Sans que cela soit intentionnel (il y a fort à parier) Levan Gabriadze réalise ici un film-temps , en référence à Deuleuze et ses concepts d‘image-mouvement (cinéma classique) et d’image-temps (nouvelle forme de cinéma), novateur et bien dans l’air de notre temps. Il s’écarte formellement du slasher-ados traditionnel (« Souviens-toi l’été dernier », « Destination finale »), tout en en gardant les grands principes pour nous donner un film gadgtech, ludique, stressant et foncièrement malin.
C’est donc un le slalsher-ado, nouvelle formule mais respectueux du genre. On comprend donc mal pourquoi une certaine presse voudrait y trouver autre chose qu’une trame simpliste, quelques ados hystérico-neuneu décimés les uns après les autres, des incongruités et un survoltage ambiant. C’est le concept par excellence de ce type de films qui ont fait les beaux jours du cinéma d’horreur à la fin des années 90 et dans les années 2000 et tombés en désuétude depuis.

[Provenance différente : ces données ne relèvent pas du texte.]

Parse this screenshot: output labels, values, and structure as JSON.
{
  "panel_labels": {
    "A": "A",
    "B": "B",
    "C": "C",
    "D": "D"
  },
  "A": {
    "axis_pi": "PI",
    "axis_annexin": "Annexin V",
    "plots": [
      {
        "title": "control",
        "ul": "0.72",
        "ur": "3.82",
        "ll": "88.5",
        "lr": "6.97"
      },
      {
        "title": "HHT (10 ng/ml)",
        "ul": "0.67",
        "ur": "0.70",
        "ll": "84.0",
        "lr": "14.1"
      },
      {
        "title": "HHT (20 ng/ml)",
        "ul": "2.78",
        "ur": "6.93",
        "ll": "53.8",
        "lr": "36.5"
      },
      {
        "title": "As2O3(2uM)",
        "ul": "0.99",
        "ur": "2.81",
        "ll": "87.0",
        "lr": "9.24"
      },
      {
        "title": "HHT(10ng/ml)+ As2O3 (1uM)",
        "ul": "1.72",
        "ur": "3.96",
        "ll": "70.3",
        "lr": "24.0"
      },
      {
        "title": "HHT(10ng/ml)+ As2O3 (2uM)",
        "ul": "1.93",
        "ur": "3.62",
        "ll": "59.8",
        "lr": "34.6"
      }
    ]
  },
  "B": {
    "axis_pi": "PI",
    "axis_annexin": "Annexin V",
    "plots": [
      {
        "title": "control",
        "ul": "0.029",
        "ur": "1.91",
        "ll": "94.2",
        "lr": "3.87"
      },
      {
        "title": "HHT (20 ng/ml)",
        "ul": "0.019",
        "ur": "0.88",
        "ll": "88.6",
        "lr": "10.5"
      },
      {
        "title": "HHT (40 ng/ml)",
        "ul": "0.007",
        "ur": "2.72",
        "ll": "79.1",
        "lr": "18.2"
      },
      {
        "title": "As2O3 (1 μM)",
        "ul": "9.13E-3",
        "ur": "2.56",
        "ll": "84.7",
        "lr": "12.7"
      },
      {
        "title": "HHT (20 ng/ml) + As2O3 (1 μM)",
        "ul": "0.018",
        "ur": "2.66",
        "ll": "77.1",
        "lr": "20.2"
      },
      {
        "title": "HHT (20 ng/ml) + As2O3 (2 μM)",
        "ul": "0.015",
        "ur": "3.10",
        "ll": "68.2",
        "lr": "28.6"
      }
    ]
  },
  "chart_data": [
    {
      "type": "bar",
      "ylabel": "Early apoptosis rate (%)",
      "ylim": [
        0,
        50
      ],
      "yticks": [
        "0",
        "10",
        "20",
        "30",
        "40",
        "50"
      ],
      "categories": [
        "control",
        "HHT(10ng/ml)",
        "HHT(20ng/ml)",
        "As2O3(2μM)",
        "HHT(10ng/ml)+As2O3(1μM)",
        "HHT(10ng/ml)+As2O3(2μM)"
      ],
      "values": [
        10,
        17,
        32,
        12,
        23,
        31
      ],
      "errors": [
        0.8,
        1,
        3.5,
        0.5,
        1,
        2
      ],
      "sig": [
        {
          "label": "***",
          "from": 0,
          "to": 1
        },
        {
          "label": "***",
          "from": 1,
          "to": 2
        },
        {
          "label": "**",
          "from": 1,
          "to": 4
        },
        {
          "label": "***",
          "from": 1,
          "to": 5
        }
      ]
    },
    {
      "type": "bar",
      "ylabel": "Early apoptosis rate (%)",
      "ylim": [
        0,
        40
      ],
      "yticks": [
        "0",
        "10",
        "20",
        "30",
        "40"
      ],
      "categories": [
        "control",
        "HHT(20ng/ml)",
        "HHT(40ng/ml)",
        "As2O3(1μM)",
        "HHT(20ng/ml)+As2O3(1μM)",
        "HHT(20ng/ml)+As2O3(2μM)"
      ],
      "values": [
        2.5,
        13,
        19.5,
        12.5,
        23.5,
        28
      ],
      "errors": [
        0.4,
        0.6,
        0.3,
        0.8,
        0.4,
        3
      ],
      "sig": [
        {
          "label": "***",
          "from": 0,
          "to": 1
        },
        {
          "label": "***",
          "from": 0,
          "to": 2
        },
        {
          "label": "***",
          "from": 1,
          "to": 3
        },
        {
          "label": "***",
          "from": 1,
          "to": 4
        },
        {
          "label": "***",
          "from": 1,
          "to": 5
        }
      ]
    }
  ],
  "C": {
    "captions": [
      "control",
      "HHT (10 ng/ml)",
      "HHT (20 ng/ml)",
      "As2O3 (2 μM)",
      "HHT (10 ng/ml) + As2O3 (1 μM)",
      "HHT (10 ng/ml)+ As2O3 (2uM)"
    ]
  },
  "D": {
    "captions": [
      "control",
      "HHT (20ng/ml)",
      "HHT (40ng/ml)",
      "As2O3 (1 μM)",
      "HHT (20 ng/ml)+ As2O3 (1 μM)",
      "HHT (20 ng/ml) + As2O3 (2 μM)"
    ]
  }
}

« Unfriended », ne vaut que par sa forme visuelle bien ancrée dans notre paysage numérique quotidien où se mêlent à l’écran tous supports pour chaque action, et évoque sur toutes ses faces la nouvelle peur bien rationnelle cette fois, celle de se faire happer (profiling, ciblage comportemental, harcèlement…). Le profil fantôme qui vient s’immiscer dans la conversation des 5 amis représente d’abord la peur (de l’inconnu), puis l’angoisse (est-ce l’un d’entre eux ?) et enfin la terreur (ils sont là pour en baver). Techniquement parlant, c’est génial ! Ce faux plan séquence (bien plus crédible que celui de « Birdman ») s’étalant sur tout le film est constamment parasité par les juxtapositions d’images et de sons familiers ou inquiétants. Toute la mécanique de l’angoisse repose sur ce stress permanent d’une mauvaise découverte au sens propre comme au figuré.
Mais ce concept révèle malheureusement ses limites, notamment en ce qui concerne l’unité de lieu trop cloisonnée (même si cela est logique). On se fatigue un peu sur la seconde partie (la découverte s’étant émoussée), elle est heureusement sauvée par un final ingénieux.
Et si l’on se reporte au minimaliste budget (1M de $) et à la durée du tournage (16 jours), on ne peut qu’être étonné, dans le bon sens du terme, et Gabiriadze de s’en sortir plutôt très bien !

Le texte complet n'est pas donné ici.